MicroRNAs contribute to HIV-1 latency in resting T cells. This finding could potentially be used in the development of therapies targeted to purge the latent reservoir in an effort to clear the body of virus (pages 1241-1247).
Advances in the treatment of HIV-1 infection with highly active antiretroviral therapy (HAART) have greatly reduced mortality and changed this fatal infection into a chronic disease for many1. HAART can reduce viremia to below the clinical limit of detection. HIV-1 infection has not yet been completely eradicated from patients on HAART, however, as the virus can establish latent infection in a small pool of resting memory CD4+ T cells, in which the provirus is stably integrated into the host genome but does not produce viral proteins2. This state of latency allows HIV-1 to evade immune responses and antiretroviral drugs. Upon host T-cell activation, replication-competent viruses can be released quickly from the latent reservoir to rekindle the infection. Because of its extremely slow decay rate3, the latent reservoir is a major barrier to curing HIV-1 infection.
Understanding precisely how HIV-1 latency is maintained is essential for developing strategies to 'purge' the reservoir4, 5. In this issue of Nature Medicine, Huang et al.6 unearth an additional layer of complexity by providing evidence that multiple cellular microRNAs (miRNAs) are involved in maintaining latency.
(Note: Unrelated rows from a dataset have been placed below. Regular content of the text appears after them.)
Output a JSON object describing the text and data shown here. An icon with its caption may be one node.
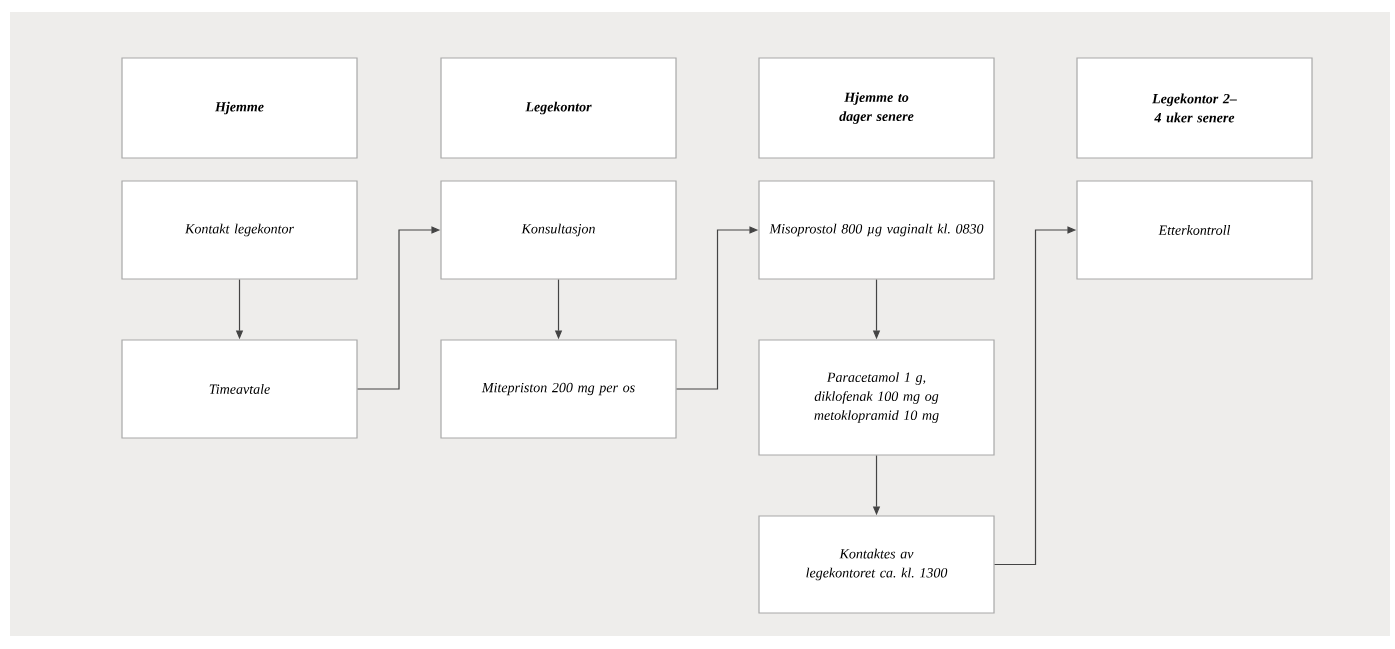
{
  "diagram": {
    "nodes": [
      {
        "text": [
          "Hjemme"
        ]
      },
      {
        "text": [
          "Legekontor"
        ]
      },
      {
        "text": [
          "Hjemme to dager senere"
        ]
      },
      {
        "text": [
          "Legekontor 2–4 uker senere"
        ]
      },
      {
        "text": [
          "Kontakt legekontor"
        ]
      },
      {
        "text": [
          "Timeavtale"
        ]
      },
      {
        "text": [
          "Konsultasjon"
        ]
      },
      {
        "text": [
          "Mitepriston 200 mg per os"
        ]
      },
      {
        "text": [
          "Misoprostol 800 µg vaginalt kl. 0830"
        ]
      },
      {
        "text": [
          "Paracetamol 1 g, diklofenak 100 mg og metoklopramid 10 mg"
        ]
      },
      {
        "text": [
          "Kontaktes av legekontoret ca. kl. 1300"
        ]
      },
      {
        "text": [
          "Etterkontroll"
        ]
      }
    ],
    "edges": [
      {
        "from": 4,
        "to": 5,
        "arrow": "to"
      },
      {
        "from": 5,
        "to": 6,
        "arrow": "to"
      },
      {
        "from": 6,
        "to": 7,
        "arrow": "to"
      },
      {
        "from": 7,
        "to": 8,
        "arrow": "to"
      },
      {
        "from": 8,
        "to": 9,
        "arrow": "to"
      },
      {
        "from": 9,
        "to": 10,
        "arrow": "to"
      },
      {
        "from": 10,
        "to": 11,
        "arrow": "to"
      }
    ]
  }
}
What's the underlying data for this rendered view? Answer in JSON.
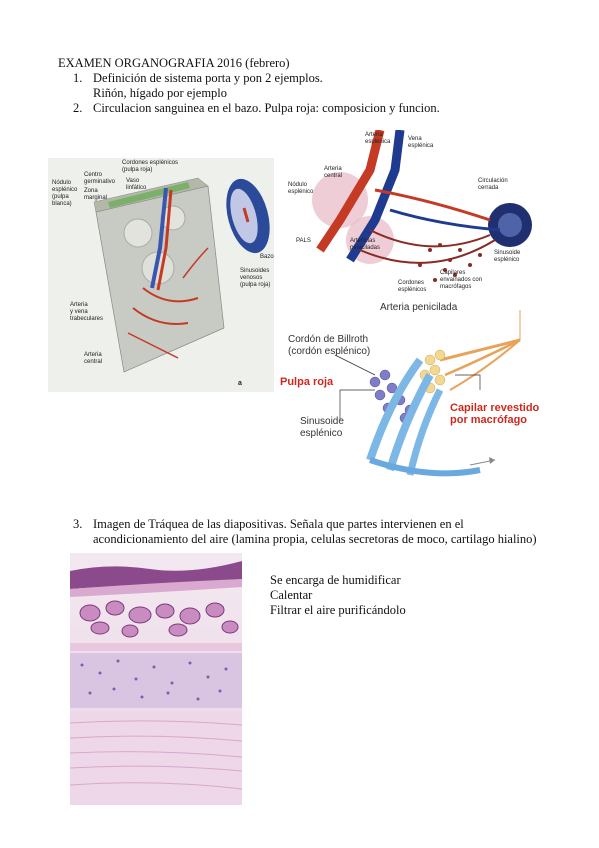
{
  "header": {
    "title": "EXAMEN ORGANOGRAFIA 2016 (febrero)"
  },
  "questions": [
    {
      "number": "1.",
      "text": "Definición de sistema porta y pon 2 ejemplos.",
      "sub": "Riñón, hígado por ejemplo"
    },
    {
      "number": "2.",
      "text": "Circulacion sanguinea en el bazo. Pulpa roja: composicion y funcion."
    },
    {
      "number": "3.",
      "text": "Imagen de Tráquea de las diapositivas. Señala que partes intervienen en el",
      "text2": "acondicionamiento del aire (lamina propia, celulas secretoras de moco, cartilago hialino)"
    }
  ],
  "spleen_block": {
    "labels": {
      "nodulo": "Nódulo\nesplénico\n(pulpa\nblanca)",
      "centro": "Centro\ngerminativo",
      "zona": "Zona\nmarginal",
      "cordones": "Cordones esplénicos\n(pulpa roja)",
      "vaso": "Vaso\nlinfático",
      "bazo": "Bazo",
      "sinusoides": "Sinusoides\nvenosos\n(pulpa roja)",
      "arteria_vena": "Arteria\ny vena\ntrabeculares",
      "arteria_central": "Arteria\ncentral",
      "fig_letter": "a"
    }
  },
  "circulation_labels": {
    "arteria_esplenica": "Arteria\nesplénica",
    "vena_esplenica": "Vena\nesplénica",
    "arteria_central": "Arteria\ncentral",
    "nodulo": "Nódulo\nesplénico",
    "pals": "PALS",
    "arteriolas": "Arteriolas\npeniciladas",
    "circulacion_cerrada": "Circulación\ncerrada",
    "sinusoide": "Sinusoide\nesplénico",
    "capilares": "Capilares\nenvainados con\nmacrófagos",
    "cordones": "Cordones\nesplénicos"
  },
  "pulpa_roja": {
    "arteria_penicilada": "Arteria penicilada",
    "cordon_billroth": "Cordón de Billroth\n(cordón esplénico)",
    "title": "Pulpa roja",
    "capilar": "Capilar revestido\npor macrófago",
    "sinusoide": "Sinusoide\nesplénico"
  },
  "answer": {
    "lines": [
      "Se encarga de humidificar",
      "Calentar",
      "Filtrar el aire purificándolo"
    ]
  },
  "colors": {
    "accent_red": "#d0281e",
    "artery": "#c0301a",
    "vein": "#1e3a8a",
    "sinusoid": "#6aa9dd",
    "tissue": "#e6c9de"
  }
}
Further, they show that specific antisense inhibitors of these miRNAs can induce virus production in resting T cells from HIV-1-infected individuals on HAART6.
Several factors may contribute to HIV-1 latency, including transcriptional and post-transcriptional mechanisms4 (Fig. 1). First, the initiation of transcription of the HIV-1 genome is inhibited because crucial activation-dependent host transcription factors, such as nuclear factor-kB (NF-kB) and nuclear factor of activated T cells (NFAT), are excluded from the nucleus in resting cells. Even when transcription is initiated, transcriptional elongation fails because the HIV Tat protein, which recruits cyclin-dependent kinase-9 and cyclin T1, is absent, and this complex is responsible for the phosphorylation of the C-terminal domain of RNA polymerase II that allows transcriptional elongation to occur.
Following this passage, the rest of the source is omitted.